“The U.S. Chamber did not tell Mexico we would defend NAFTA ‘from Trump’ or that it was ‘aiming to keep Donald Trump from fulfilling his campaign threat’ as asserted in the headline and lede of the [recent Bloomberg Politics] story,” Blair Latoff Holmes, the U.S. Chamber of Commerce’s executive director of external communications, tells Breitbart News.
“In fact, Tom Donohue did not mention the president-elect in his remarks and made nothing personal. He expressed to attendees that the Chamber is supportive of the agreement, but we’re also open to it being updated as necessary,” the spokesperson adds.
Donohue, who has served as president and chief executive officer of the politically powerful Chamber since 1997, has been a staunch supporter of the North American Free Trade Agreement (NAFTA) since it was signed by President Bill Clinton on December 8, 1993,
On Thursday, Bloomberg Politics reported in the first two paragraphs of its story on the Chamber:
The U.S. Chamber of Commerce told a closed-door gathering of Mexican and American corporate and government leaders that it is aiming to keep Donald Trump from fulfilling his campaign threat to tear up the North American Free Trade Agreement, according to three people with direct knowledge of the matter.
Tom Donohue, head of the biggest U.S. business lobbying organization, told members of the U.S.-Mexico CEO Dialogue in Mexico City on Wednesday not to panic and to wait and see what the president-elect proposes once he takes office, said the three people, who spoke about the private event on condition of anonymity. The audience included cabinet officials from President Enrique Pena Nieto’s administration, U.S. Secretary of Commerce Penny Pritzker, and more than 100 business and government leaders.
“No, the first paragraph [of the Bloomberg Politics story] is not accurate,” Latoff Holmes tells Breitbart News.

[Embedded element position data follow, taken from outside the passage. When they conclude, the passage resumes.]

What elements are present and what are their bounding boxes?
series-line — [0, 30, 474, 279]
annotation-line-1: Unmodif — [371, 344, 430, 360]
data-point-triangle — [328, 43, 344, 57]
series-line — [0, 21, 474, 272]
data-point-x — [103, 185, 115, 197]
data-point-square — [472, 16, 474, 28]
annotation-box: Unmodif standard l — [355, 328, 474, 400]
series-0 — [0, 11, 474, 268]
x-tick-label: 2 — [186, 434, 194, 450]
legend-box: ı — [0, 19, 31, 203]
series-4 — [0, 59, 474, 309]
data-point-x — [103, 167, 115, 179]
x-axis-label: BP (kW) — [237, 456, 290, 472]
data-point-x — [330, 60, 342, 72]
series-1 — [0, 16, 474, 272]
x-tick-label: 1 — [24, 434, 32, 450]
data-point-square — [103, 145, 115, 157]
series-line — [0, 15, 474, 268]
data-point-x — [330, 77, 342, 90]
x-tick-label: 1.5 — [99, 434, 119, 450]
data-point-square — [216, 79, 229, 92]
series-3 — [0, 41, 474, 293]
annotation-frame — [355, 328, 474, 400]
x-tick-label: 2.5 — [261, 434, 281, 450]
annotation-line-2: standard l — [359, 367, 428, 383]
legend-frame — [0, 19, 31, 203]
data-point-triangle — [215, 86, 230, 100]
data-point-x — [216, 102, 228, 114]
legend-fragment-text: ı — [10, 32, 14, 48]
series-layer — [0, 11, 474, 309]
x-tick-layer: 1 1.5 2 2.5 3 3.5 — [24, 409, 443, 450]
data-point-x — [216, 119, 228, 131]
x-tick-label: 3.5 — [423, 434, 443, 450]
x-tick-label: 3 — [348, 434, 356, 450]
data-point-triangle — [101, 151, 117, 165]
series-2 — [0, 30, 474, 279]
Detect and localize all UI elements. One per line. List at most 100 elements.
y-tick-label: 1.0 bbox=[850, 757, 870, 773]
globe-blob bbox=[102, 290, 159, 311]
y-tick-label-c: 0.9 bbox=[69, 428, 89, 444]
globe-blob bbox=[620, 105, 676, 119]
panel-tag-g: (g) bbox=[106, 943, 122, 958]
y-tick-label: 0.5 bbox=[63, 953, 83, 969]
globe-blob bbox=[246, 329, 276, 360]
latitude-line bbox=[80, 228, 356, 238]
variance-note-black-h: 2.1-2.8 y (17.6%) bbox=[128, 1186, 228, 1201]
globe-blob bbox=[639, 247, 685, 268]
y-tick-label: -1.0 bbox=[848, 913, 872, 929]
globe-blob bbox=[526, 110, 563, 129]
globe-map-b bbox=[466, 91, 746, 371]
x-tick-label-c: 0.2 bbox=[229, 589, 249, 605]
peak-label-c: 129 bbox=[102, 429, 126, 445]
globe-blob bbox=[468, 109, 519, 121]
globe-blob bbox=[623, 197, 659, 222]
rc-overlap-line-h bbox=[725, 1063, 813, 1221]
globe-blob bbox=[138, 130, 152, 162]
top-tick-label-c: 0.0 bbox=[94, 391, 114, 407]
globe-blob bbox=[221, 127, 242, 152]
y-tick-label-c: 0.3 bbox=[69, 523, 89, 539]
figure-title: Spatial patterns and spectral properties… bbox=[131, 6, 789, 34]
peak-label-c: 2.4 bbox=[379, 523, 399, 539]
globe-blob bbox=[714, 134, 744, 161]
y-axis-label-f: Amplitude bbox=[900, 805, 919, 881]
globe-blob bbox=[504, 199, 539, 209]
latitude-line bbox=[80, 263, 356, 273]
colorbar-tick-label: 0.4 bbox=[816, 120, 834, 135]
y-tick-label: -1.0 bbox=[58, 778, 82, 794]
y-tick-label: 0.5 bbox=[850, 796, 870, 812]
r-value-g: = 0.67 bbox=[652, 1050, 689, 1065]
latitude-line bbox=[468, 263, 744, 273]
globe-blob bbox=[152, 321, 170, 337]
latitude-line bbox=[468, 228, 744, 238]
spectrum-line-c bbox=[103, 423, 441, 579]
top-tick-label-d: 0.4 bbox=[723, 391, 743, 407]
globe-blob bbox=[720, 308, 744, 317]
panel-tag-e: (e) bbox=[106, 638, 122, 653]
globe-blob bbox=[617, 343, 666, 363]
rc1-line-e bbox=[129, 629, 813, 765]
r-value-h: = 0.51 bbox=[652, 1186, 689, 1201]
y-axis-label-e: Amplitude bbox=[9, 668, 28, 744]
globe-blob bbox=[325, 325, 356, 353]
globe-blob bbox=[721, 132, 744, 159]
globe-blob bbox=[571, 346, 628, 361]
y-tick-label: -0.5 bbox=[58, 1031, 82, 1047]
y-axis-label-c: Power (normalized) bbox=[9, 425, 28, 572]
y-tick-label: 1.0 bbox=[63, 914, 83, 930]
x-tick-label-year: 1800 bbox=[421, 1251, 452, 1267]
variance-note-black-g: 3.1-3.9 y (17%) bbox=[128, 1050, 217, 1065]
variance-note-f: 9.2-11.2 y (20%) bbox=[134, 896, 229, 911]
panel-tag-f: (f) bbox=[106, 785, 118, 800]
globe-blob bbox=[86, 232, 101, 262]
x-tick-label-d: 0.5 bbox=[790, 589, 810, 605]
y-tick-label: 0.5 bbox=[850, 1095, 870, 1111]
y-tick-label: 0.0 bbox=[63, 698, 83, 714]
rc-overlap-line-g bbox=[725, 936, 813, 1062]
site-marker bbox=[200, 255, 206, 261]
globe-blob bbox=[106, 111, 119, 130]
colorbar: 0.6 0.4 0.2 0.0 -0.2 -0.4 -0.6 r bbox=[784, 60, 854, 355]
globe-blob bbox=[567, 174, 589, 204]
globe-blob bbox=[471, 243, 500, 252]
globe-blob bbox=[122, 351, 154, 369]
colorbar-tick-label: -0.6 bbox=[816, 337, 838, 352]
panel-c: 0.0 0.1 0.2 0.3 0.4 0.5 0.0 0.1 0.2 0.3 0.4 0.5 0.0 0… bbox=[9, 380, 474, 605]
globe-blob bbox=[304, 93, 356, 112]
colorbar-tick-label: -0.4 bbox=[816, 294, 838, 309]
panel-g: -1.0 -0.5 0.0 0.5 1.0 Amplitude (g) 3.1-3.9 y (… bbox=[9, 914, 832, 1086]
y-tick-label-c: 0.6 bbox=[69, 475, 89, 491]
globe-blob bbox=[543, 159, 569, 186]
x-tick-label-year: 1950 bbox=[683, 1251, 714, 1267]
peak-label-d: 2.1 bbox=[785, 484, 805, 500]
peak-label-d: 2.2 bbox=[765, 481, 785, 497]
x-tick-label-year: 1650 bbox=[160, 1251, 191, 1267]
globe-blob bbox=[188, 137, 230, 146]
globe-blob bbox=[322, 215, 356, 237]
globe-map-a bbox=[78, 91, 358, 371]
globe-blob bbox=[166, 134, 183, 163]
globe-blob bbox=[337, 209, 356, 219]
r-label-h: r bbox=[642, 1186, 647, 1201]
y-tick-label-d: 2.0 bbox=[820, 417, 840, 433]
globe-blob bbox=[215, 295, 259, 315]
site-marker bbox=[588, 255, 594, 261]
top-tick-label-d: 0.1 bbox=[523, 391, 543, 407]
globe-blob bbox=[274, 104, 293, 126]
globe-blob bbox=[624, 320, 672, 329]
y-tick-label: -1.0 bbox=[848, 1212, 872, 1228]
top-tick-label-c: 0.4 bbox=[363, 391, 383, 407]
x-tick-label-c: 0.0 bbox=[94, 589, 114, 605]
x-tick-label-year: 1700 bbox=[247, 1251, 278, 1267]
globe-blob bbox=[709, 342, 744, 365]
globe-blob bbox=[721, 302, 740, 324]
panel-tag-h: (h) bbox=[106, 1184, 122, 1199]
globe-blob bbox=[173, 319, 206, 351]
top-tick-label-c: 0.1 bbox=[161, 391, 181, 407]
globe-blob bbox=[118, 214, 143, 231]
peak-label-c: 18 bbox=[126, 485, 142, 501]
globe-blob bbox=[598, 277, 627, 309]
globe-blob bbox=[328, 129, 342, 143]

“If this is the portion of the Bloomberg story you are reporting on, I want to direct your attention to my quote later in the [Bloomberg Politics] story,” she added:
“There is no divide between the Chamber and the president-elect,” Latoff Holmes said in an e-mail. “We are looking forward to working with the new administration on pro-growth policies that will help American companies and communities thrive.”
President-elect Trump has made the renegotiation of NAFTA one of the keystones of his campaign to “Make America Great Again.”
As Breitbart News reported in September:
During an interview with 60 Minutes, GOP frontrunner Donald Trump was questioned about the North American Free Trade Agreement (NAFTA), calling it a “disaster” and saying America needs “fair trade,” not “free trade.”
Trump told interviewer Scott Pelley that NAFTA is “a disaster” and the agreement shouldn’t exist.
“Soon after Donald J. Trump became President-Elect, Mexico’s Foreign Relations Minister Claudia Ruiz Massieu said her country was willing to ‘modernize’ the North American Free Trade Agreement, AFP reported, ” Breitbart News noted on November 10, two days after Trump was elected President of the United States.
President-elect Trump and the Chamber’s Donohue have well known reputations as tough negotiators.
Donohue is expected to lead the charge for American and Mexican corporations who want to “modernize” NAFTA in negotiations with the incoming Trump administration in a way that will safeguard their future interests.